Firing of bus drivers sought

Senators upset about 2 children who were forgotten

`We deserve to be angry'

February 18, 2000|By David Nitkin and Lynn Anderson | David Nitkin and Lynn Anderson,SUN STAFF

Furious that young children have been left inside parked school buses twice in the past month, Baltimore County state senators said yesterday that those responsible should be fired.

"It should be you. You should be fired," said an angry Sen. Thomas L. Bromwell, a Baltimore County Democrat, pointing a finger at schools transportation director Rita Fromm.

Fromm was called to Annapolis yesterday to testify before a meeting of the county Senate delegation about the two incidents, the most recent of which involved a 4-year-old Rosedale child on Monday. Her explanation didn't sit well with lawmakers.

The transportation director blamed the incidents on drivers being distracted as they completed their routes. "There was a break in their normal routine," she said.

Both drivers received five-day suspensions, but lawmakers said that the standard punishment should be firing.

"I think if people are fearful for their job, they might be a little more careful," said Sen. Michael J. Collins, an Essex Democrat and the delegation's chairman. "Something strong needs to be in the message."

Sen. George W. Della Jr., a Baltimore City Democrat, said the drivers were being treated more leniently than if a parent had left a child in a car.

"These bus drivers are guilty of child neglect," Della said. "The law is clear."

School officials probably will at least consider suggestions by lawmakers to beef up punishment for bus drivers or attendants who fail to check buses for children, said schools spokesman Charles A. Herndon. And with lawmakers scheduled to vote in coming weeks on millions of dollars in state aid for schools, there's a good chance their recommendations will be listened to.

"We want to be responsive to legislators' and the public's concerns," said Herndon, adding that school officials are still shaken by both incidents.

Vance Parks, a 4-year-old pre-kindergarten pupil at Red House Run Elementary School in Rosedale, was left alone on an empty bus for about 15 minutes Monday afternoon.

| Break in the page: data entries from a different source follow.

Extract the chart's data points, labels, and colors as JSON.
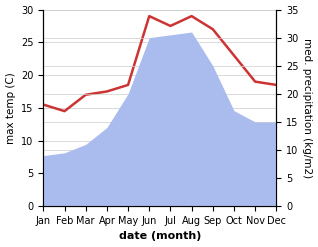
{
  "months": [
    "Jan",
    "Feb",
    "Mar",
    "Apr",
    "May",
    "Jun",
    "Jul",
    "Aug",
    "Sep",
    "Oct",
    "Nov",
    "Dec"
  ],
  "temperature": [
    15.5,
    14.5,
    17.0,
    17.5,
    18.5,
    29.0,
    27.5,
    29.0,
    27.0,
    23.0,
    19.0,
    18.5
  ],
  "precipitation": [
    9.0,
    9.5,
    11.0,
    14.0,
    20.0,
    30.0,
    30.5,
    31.0,
    25.0,
    17.0,
    15.0,
    15.0
  ],
  "temp_color": "#cc3333",
  "precip_color": "#aabbee",
  "temp_ylim": [
    0,
    30
  ],
  "precip_ylim": [
    0,
    35
  ],
  "temp_ylabel": "max temp (C)",
  "precip_ylabel": "med. precipitation (kg/m2)",
  "xlabel": "date (month)",
  "background_color": "#ffffff",
  "grid_color": "#cccccc",
  "temp_linewidth": 1.8,
  "xlabel_fontsize": 8,
  "ylabel_fontsize": 7.5,
  "tick_fontsize": 7
}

Workers found him asleep on the bus at about 1: 20 p.m. at the bus lot in Rosedale. Vance, whose parents will meet with school officials today, was unharmed.

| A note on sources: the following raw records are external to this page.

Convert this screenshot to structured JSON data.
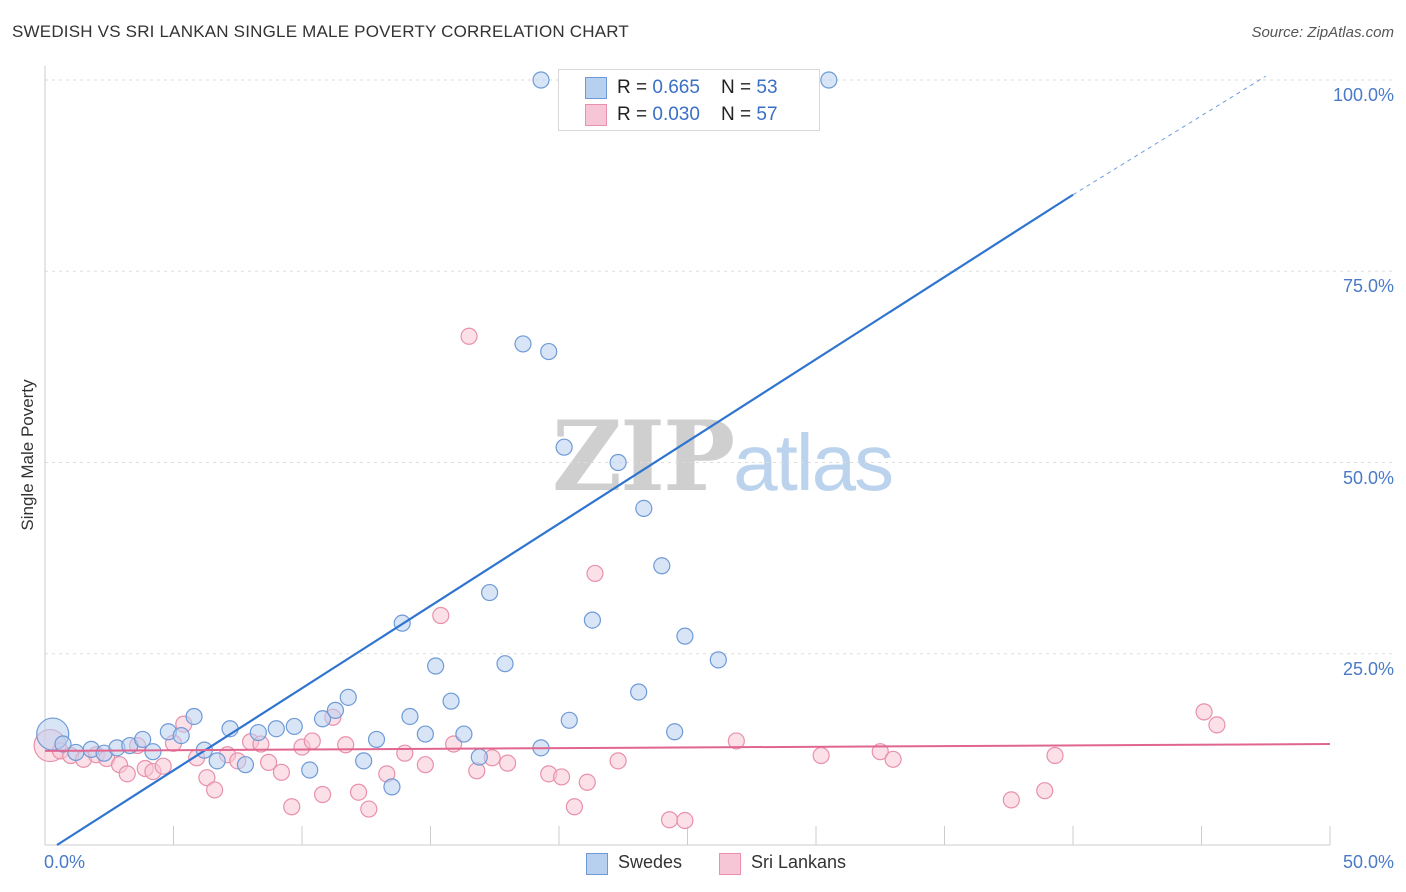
{
  "header": {
    "title": "SWEDISH VS SRI LANKAN SINGLE MALE POVERTY CORRELATION CHART",
    "source": "Source: ZipAtlas.com"
  },
  "watermark": {
    "zip": "ZIP",
    "atlas": "atlas"
  },
  "stats": {
    "swedes": {
      "r_label": "R = ",
      "r_value": "0.665",
      "n_label": "N = ",
      "n_value": "53"
    },
    "srilankans": {
      "r_label": "R = ",
      "r_value": "0.030",
      "n_label": "N = ",
      "n_value": "57"
    }
  },
  "legend": {
    "swedes": "Swedes",
    "srilankans": "Sri Lankans"
  },
  "colors": {
    "swedes_fill": "#b8d0f0",
    "swedes_stroke": "#6f9ad6",
    "swedes_line": "#2f74cf",
    "srilankans_fill": "#f7c6d6",
    "srilankans_stroke": "#e890ac",
    "srilankans_line": "#e0668f",
    "grid": "#dddddd",
    "tick_text": "#4a7ac7"
  },
  "chart_data": {
    "type": "scatter",
    "title": "SWEDISH VS SRI LANKAN SINGLE MALE POVERTY CORRELATION CHART",
    "xlabel": "",
    "ylabel": "Single Male Poverty",
    "xlim": [
      0,
      50
    ],
    "ylim": [
      0,
      100
    ],
    "x_tick_labels": [
      "0.0%",
      "50.0%"
    ],
    "y_ticks": [
      25,
      50,
      75,
      100
    ],
    "y_tick_labels": [
      "25.0%",
      "50.0%",
      "75.0%",
      "100.0%"
    ],
    "grid": true,
    "series": [
      {
        "name": "Swedes",
        "points": [
          [
            0.3,
            14.5
          ],
          [
            0.7,
            13.2
          ],
          [
            1.2,
            12.1
          ],
          [
            1.8,
            12.5
          ],
          [
            2.3,
            12.0
          ],
          [
            2.8,
            12.7
          ],
          [
            3.3,
            13.0
          ],
          [
            3.8,
            13.8
          ],
          [
            4.2,
            12.2
          ],
          [
            4.8,
            14.8
          ],
          [
            5.3,
            14.3
          ],
          [
            5.8,
            16.8
          ],
          [
            6.2,
            12.4
          ],
          [
            6.7,
            11.0
          ],
          [
            7.2,
            15.2
          ],
          [
            7.8,
            10.5
          ],
          [
            8.3,
            14.7
          ],
          [
            9.0,
            15.2
          ],
          [
            9.7,
            15.5
          ],
          [
            10.3,
            9.8
          ],
          [
            10.8,
            16.5
          ],
          [
            11.3,
            17.6
          ],
          [
            11.8,
            19.3
          ],
          [
            12.4,
            11.0
          ],
          [
            12.9,
            13.8
          ],
          [
            13.5,
            7.6
          ],
          [
            13.9,
            29.0
          ],
          [
            14.2,
            16.8
          ],
          [
            14.8,
            14.5
          ],
          [
            15.2,
            23.4
          ],
          [
            15.8,
            18.8
          ],
          [
            16.3,
            14.5
          ],
          [
            16.9,
            11.5
          ],
          [
            17.3,
            33.0
          ],
          [
            17.9,
            23.7
          ],
          [
            18.6,
            65.5
          ],
          [
            19.3,
            12.7
          ],
          [
            19.6,
            64.5
          ],
          [
            20.2,
            52.0
          ],
          [
            20.4,
            16.3
          ],
          [
            21.3,
            29.4
          ],
          [
            22.3,
            50.0
          ],
          [
            23.1,
            20.0
          ],
          [
            23.3,
            44.0
          ],
          [
            24.0,
            36.5
          ],
          [
            24.5,
            14.8
          ],
          [
            24.9,
            27.3
          ],
          [
            26.2,
            24.2
          ],
          [
            19.3,
            100.0
          ],
          [
            22.7,
            100.0
          ],
          [
            28.0,
            100.0
          ],
          [
            29.6,
            100.0
          ],
          [
            30.5,
            100.0
          ]
        ]
      },
      {
        "name": "Sri Lankans",
        "points": [
          [
            0.2,
            13.0
          ],
          [
            0.6,
            12.3
          ],
          [
            1.0,
            11.7
          ],
          [
            1.5,
            11.2
          ],
          [
            2.0,
            11.8
          ],
          [
            2.4,
            11.3
          ],
          [
            2.9,
            10.5
          ],
          [
            3.2,
            9.3
          ],
          [
            3.6,
            13.0
          ],
          [
            3.9,
            10.0
          ],
          [
            4.2,
            9.6
          ],
          [
            4.6,
            10.3
          ],
          [
            5.0,
            13.3
          ],
          [
            5.4,
            15.8
          ],
          [
            5.9,
            11.4
          ],
          [
            6.3,
            8.8
          ],
          [
            6.6,
            7.2
          ],
          [
            7.1,
            11.8
          ],
          [
            7.5,
            11.0
          ],
          [
            8.0,
            13.5
          ],
          [
            8.4,
            13.2
          ],
          [
            8.7,
            10.8
          ],
          [
            9.2,
            9.5
          ],
          [
            9.6,
            5.0
          ],
          [
            10.0,
            12.8
          ],
          [
            10.4,
            13.6
          ],
          [
            10.8,
            6.6
          ],
          [
            11.2,
            16.7
          ],
          [
            11.7,
            13.1
          ],
          [
            12.2,
            6.9
          ],
          [
            12.6,
            4.7
          ],
          [
            13.3,
            9.3
          ],
          [
            14.0,
            12.0
          ],
          [
            14.8,
            10.5
          ],
          [
            15.4,
            30.0
          ],
          [
            15.9,
            13.2
          ],
          [
            16.5,
            66.5
          ],
          [
            16.8,
            9.7
          ],
          [
            17.4,
            11.4
          ],
          [
            18.0,
            10.7
          ],
          [
            19.6,
            9.3
          ],
          [
            20.1,
            8.9
          ],
          [
            20.6,
            5.0
          ],
          [
            21.1,
            8.2
          ],
          [
            21.4,
            35.5
          ],
          [
            22.3,
            11.0
          ],
          [
            24.3,
            3.3
          ],
          [
            24.9,
            3.2
          ],
          [
            26.9,
            13.6
          ],
          [
            30.2,
            11.7
          ],
          [
            32.5,
            12.2
          ],
          [
            33.0,
            11.2
          ],
          [
            37.6,
            5.9
          ],
          [
            38.9,
            7.1
          ],
          [
            39.3,
            11.7
          ],
          [
            45.1,
            17.4
          ],
          [
            45.6,
            15.7
          ]
        ]
      }
    ],
    "trendlines": [
      {
        "series": "Swedes",
        "x0": 0,
        "y0": 0,
        "x1": 40,
        "y1": 85,
        "dashed_to_x": 47.5,
        "dashed_to_y": 100.5
      },
      {
        "series": "Sri Lankans",
        "x0": 0,
        "y0": 12.3,
        "x1": 50,
        "y1": 13.2
      }
    ]
  }
}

Last month, Malik Lucas, a 3-year-old special education pupil at Halstead Academy elementary school near Hillendale, was left on a Baltimore County school bus for about four hours.

A child gets left on a school bus about once or twice every year, Fromm said earlier this week, and the problem is not confined to Baltimore County.

Herndon said, "We've done everything we can to keep this sort of thing from happening. Our emphasis isn't so much in punishing those responsible, but preventing it from happening in the first place."

Fromm uses department newsletters to remind bus drivers and attendants to make post-trip inspections.

She has suggested fitting new school buses with devices that emit a loud buzz every time a school bus engine is turned off. Drivers would be required to walk to the back of the bus to turn off the buzzers.

Fromm also has said she encourages bus drivers and attendants to know the children they pick up and to count heads as pupils enter and exit buses. However, that is more difficult in areas where children move often. Also, parents contribute to the confusion when they drive their children to or from school themselves sometimes.

But yesterday, lawmakers weren't accepting any excuses.

"This is not rocket science to keep track of when kids get on and when they get off," said Sen. Barbara A. Hoffman, a Baltimore City Democrat. "If you consider the students to be your customers, you're not showing it."

John Sgroi, 39, whose daughter attends Red House Run Elementary, said, "We put our kids on the bus, and we expect the bus driver to make sure they get home safely."

Sgroi's mother was a bus attendant with the county for about 23 years. She never left a child on the bus alone, he said. "Now we've had two incidents in the past three or four weeks."

Bromwell wasn't convinced there won't be more.

"We deserve to be angry. We deserve to have your head here," he said during the hearing. "I see no solution to this problem."